It seems astonishing that the last annual PIUG conference took place more than three months ago. Although I learned so much at the conference, as time goes by I’m left with only my rapidly fading memories and a conference program full of illegibly scrawled notes. (I’ve heard the Handwriting without Tears program is all the rage in the public schools – I wonder if I should enroll myself.)
Before my memories fade entirely, I wanted to blog about one more conference tidbit. I thought it was interesting that Thomson Reuters chose to dedicate their workshop space to the Derwent Patent Citation Index (PCI) file.
You probably know that Thomson Reuters produces a number of value-added patent files, most notably the Derwent World Patents Index (DWPI). The Patent Citation Index (PCI) is a companion file to the DWPI, but has a unique value of its own. It groups documents into the Derwent patent family structure in order to make correlations between equivalent examiner citations on each family member. What I mean by equivalent citations is this: when a US Examiner cites a patent as prior art, it’s likely to be a US document, and when a Japanese Examiner cites the same patent, it’s likely to be a JP document, but both examiners might be referencing the same invention.
Consider a situation in which US and JP examiners were independently searching on US and JP pending applications from the same Derwent family – let’s call it family A. Derwent families are collections of related applications which represent a single new invention. In this case, each examiner could find relevant prior art from Derwent family B (an older invention covered by both US and JP patents). Within family B, it’s likely that the US Examiner is going to cite the US family member because it’s written in English, while the JP Examiner will cite the Japanese equivalent.

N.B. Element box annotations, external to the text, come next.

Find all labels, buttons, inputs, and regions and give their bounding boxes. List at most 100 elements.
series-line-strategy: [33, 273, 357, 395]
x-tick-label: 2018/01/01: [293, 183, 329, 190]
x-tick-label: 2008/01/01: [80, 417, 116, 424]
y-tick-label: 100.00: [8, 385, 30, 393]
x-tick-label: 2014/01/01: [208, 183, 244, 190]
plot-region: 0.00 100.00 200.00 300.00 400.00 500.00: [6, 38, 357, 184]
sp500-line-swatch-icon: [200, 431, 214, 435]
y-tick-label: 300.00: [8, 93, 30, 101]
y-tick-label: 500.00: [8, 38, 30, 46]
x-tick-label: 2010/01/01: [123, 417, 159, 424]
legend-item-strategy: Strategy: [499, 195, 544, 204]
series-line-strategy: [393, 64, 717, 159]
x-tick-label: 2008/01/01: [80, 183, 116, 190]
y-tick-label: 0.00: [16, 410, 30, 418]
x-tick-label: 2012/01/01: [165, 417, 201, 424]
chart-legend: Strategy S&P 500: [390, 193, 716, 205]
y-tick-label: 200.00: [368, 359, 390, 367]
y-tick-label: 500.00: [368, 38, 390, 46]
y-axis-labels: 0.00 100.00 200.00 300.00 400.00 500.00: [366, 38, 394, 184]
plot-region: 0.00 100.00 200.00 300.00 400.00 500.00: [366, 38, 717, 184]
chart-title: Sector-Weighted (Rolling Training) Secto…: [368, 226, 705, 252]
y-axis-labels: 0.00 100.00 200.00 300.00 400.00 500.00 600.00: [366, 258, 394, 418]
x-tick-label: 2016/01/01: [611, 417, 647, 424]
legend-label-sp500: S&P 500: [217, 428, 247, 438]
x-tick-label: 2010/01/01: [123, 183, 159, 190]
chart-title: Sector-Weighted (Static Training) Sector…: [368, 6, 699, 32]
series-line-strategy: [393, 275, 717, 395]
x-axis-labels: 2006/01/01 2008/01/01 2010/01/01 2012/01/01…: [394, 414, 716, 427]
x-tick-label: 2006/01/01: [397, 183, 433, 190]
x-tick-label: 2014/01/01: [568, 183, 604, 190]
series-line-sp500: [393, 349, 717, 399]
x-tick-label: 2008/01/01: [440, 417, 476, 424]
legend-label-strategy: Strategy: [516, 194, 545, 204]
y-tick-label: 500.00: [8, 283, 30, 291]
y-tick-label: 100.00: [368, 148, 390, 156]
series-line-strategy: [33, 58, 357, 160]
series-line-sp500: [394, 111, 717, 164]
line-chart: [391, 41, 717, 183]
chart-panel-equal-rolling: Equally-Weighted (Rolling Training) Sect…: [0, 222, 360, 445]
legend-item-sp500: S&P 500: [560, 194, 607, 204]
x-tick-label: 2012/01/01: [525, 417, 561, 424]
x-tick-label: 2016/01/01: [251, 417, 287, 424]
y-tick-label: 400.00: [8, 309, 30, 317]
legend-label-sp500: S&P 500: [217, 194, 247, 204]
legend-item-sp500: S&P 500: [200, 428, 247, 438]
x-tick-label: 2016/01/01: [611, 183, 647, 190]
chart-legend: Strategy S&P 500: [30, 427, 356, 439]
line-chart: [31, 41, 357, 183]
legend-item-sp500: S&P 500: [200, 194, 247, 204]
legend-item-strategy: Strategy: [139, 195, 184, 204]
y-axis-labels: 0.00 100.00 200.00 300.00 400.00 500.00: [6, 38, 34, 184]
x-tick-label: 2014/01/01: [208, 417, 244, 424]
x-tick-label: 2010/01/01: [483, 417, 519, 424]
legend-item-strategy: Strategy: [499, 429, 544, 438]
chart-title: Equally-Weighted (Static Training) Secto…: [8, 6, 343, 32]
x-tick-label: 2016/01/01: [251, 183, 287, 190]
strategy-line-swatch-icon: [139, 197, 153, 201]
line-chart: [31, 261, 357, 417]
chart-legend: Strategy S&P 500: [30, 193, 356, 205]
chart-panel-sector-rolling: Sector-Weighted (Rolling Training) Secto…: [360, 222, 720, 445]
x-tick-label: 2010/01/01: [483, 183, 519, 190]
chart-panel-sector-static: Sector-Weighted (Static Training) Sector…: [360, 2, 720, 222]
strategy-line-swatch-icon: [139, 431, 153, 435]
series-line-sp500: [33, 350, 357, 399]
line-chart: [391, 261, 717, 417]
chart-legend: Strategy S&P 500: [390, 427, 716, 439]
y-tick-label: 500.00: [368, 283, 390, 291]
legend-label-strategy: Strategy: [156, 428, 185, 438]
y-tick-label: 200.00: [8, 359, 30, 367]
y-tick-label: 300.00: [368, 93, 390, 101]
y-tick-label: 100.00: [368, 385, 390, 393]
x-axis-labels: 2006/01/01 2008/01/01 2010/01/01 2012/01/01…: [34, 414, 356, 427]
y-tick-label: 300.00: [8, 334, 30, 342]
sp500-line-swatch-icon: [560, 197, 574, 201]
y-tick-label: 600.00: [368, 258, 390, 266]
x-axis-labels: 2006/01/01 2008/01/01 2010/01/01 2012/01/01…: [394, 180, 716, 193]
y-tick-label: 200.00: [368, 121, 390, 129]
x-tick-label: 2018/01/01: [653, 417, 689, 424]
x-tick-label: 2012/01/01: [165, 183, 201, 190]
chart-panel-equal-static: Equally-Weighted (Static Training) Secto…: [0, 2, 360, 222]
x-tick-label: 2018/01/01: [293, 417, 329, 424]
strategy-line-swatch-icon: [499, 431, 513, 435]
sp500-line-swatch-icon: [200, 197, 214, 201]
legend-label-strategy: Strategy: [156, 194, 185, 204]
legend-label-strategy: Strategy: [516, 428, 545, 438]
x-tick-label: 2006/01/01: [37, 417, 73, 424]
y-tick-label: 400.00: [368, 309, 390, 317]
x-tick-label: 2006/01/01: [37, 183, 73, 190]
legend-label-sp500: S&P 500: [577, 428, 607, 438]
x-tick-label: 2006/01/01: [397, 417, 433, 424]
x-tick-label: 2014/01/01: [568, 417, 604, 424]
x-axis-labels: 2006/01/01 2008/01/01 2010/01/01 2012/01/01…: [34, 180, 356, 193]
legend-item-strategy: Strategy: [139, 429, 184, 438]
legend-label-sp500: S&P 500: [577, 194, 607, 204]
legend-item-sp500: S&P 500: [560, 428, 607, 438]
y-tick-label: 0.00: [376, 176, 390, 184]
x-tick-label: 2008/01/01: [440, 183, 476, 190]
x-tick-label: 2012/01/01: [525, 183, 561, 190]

Now consider the plight of the independent patent analyst looking at the citations on both of these documents. At first glance, the two search reports give the impression that two independent cases of prior art exist. The PCI file was created to solve this problem by grouping both the citing and cited patents into their Derwent families, thus simplifying the relationship between four patent documents down into two inventive concepts.
Using the PCI can make citation searching more efficient: with a single step, users can retrieve the forward citations from all family members of a Derwent family at once, rather than having to investigate the citations of each family member at a time. The other value is that only the unique Derwent families are retrieved, rather than an ungainly collection of document numbers containing multiple redundant family members from various authorities. (I should also note here that for family citation searching, I believe Questel’s FamPat file can also produce the same effect – and, because FamPat lacks the editorial content of the DWPI, it is also probably more economical.)
The Thomson Reuters workshop at PIUG highlighted another extremely important use of this file in high-altitude patent analysis work. The PCI benefits from the editorially enhanced bibliographic data that is the hallmark of the DWPI file, which includes standardized assignee names (and Thomson has recently widened the scope of this feature to include any patenting entity with over 1,000 published patent documents). When performing citation analysis using data retrieved from the PCI, the end result will be grouped into Derwent families, which more clearly represent inventive concepts than individual patent documents do. And the presence of assignee name standardization reduces the amount of manual cleaning needed to produce meaningful analysis.
It surprised me that this database headlined the workshop at PIUG because the PCI file has not even been loaded into Thomson Innovation yet; you can only access it through Dialog or STN, although I hear that an implementation of PCI is in the pipeline (and I wish I could attribute this rumor, but sadly all I have is a big circled area in my notes saying “PCI on Thomson Innovation is IN THE PIPELINE!!!).
It was also a pleasant surprise to see this value-added file on display at the conference because I’ve always wondered why it didn’t seem to have a very high profile in the patent search community. I think the analysis angle is a particularly interesting way to use the file. What do you think – had you been using PCI long before I hastily scrawled my notes, and if so, what’s your take on the best way to use it?
This post was contributed by Intellogist Team member Kristin Whitman.